Cybersecurity experts have found a new way to trick Face ID. To do this, they needed to “put to sleep” the owner of the iPhone
12.08.2019 0 Comments
At the Black Hat 2019 conference, security experts from Tencent showed how to trick the Face ID unlock system used on Apple smartphones with ordinary glasses and scotch tape.
The essence of the method is as follows: the researchers glued large black squares with small dots on top of the lenses of standard glasses, after which this installation was put on the “sleeping” (supposedly unconscious) iPhone user and “demonstrated” the result of the front camera of the smartphone. As a result, the device decided that the owner was looking directly at the camera, and quietly unlocked.
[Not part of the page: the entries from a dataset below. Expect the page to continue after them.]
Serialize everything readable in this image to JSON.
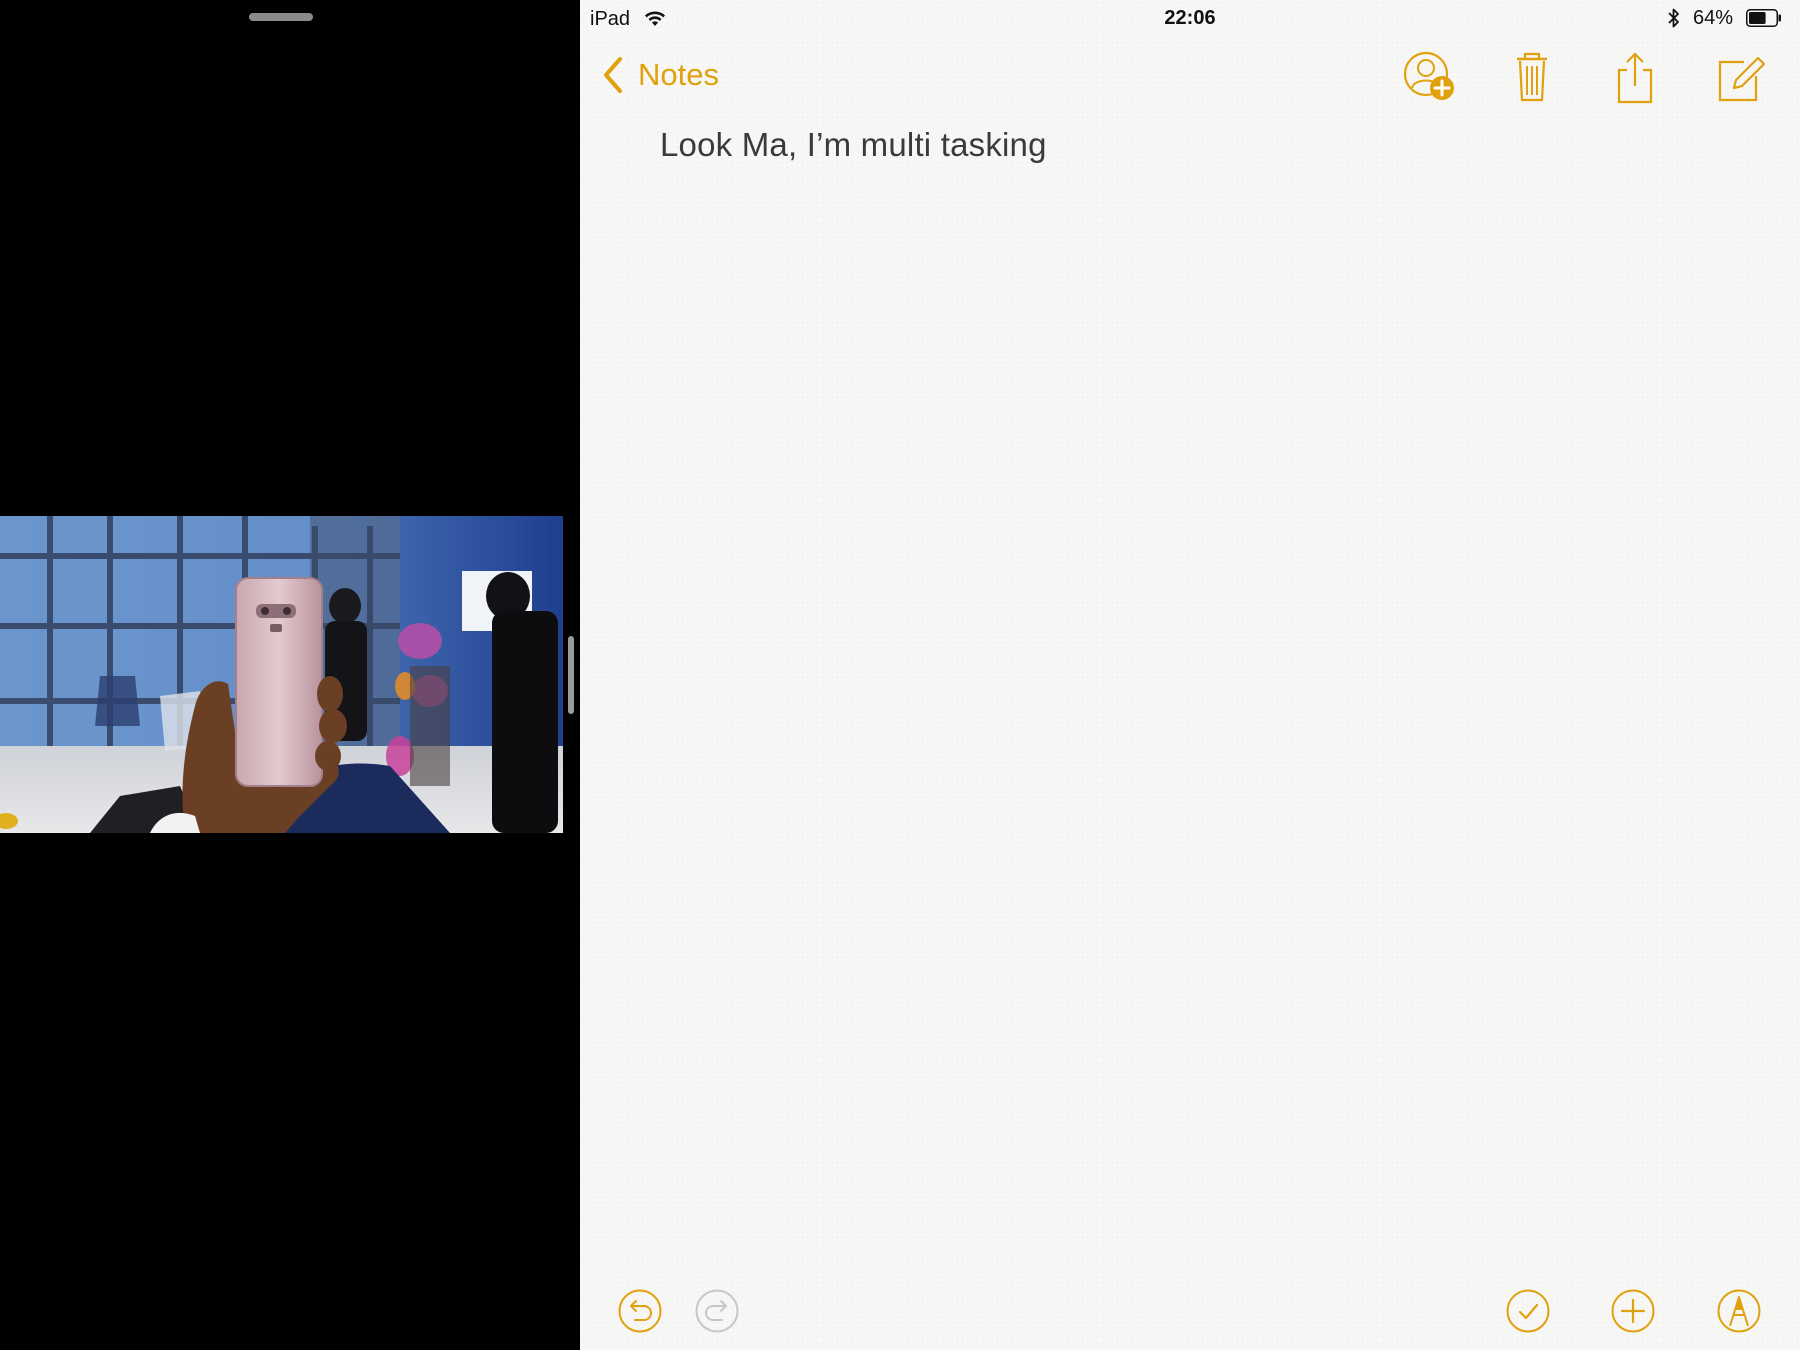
{
  "status_bar": {
    "carrier": "iPad",
    "time": "22:06",
    "battery_percent": "64%",
    "battery_level": 0.64,
    "icons": [
      "wifi-icon",
      "bluetooth-icon",
      "battery-icon"
    ]
  },
  "notes": {
    "back_label": "Notes",
    "note_text": "Look Ma, I’m multi tasking",
    "nav_icons": [
      "add-people-icon",
      "trash-icon",
      "share-icon",
      "compose-icon"
    ],
    "toolbar_icons": [
      "undo-icon",
      "redo-icon",
      "checklist-icon",
      "add-icon",
      "markup-icon"
    ]
  },
  "video_pane": {
    "content": "video-playing"
  },
  "colors": {
    "accent": "#e1a10f",
    "notes_background": "#f7f7f5",
    "video_background": "#000000"
  }
}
As the experts explain, the trick exploits the features of Face ID, which before giving an unlock command, among other things, needs to make sure that it is a live authorized user (and not, say, a doll) in front of him and that he is looking at the camera. The catch is that when the software detects glasses on the user, it examines the eye area very mediocre, without extracting 3D information from it, being content with only a formal definition of the presence of “eyes” in the form of a large spot (iris) and a small dot (pupil).
During the speech, the researchers admitted that in real life it is quite difficult to carry out such an attack: attackers must have physical access to the gadget, and the person who needs to put on glasses must sleep soundly. Nevertheless, vulnerability is a vulnerability and even a minimal one, but it still presents a danger.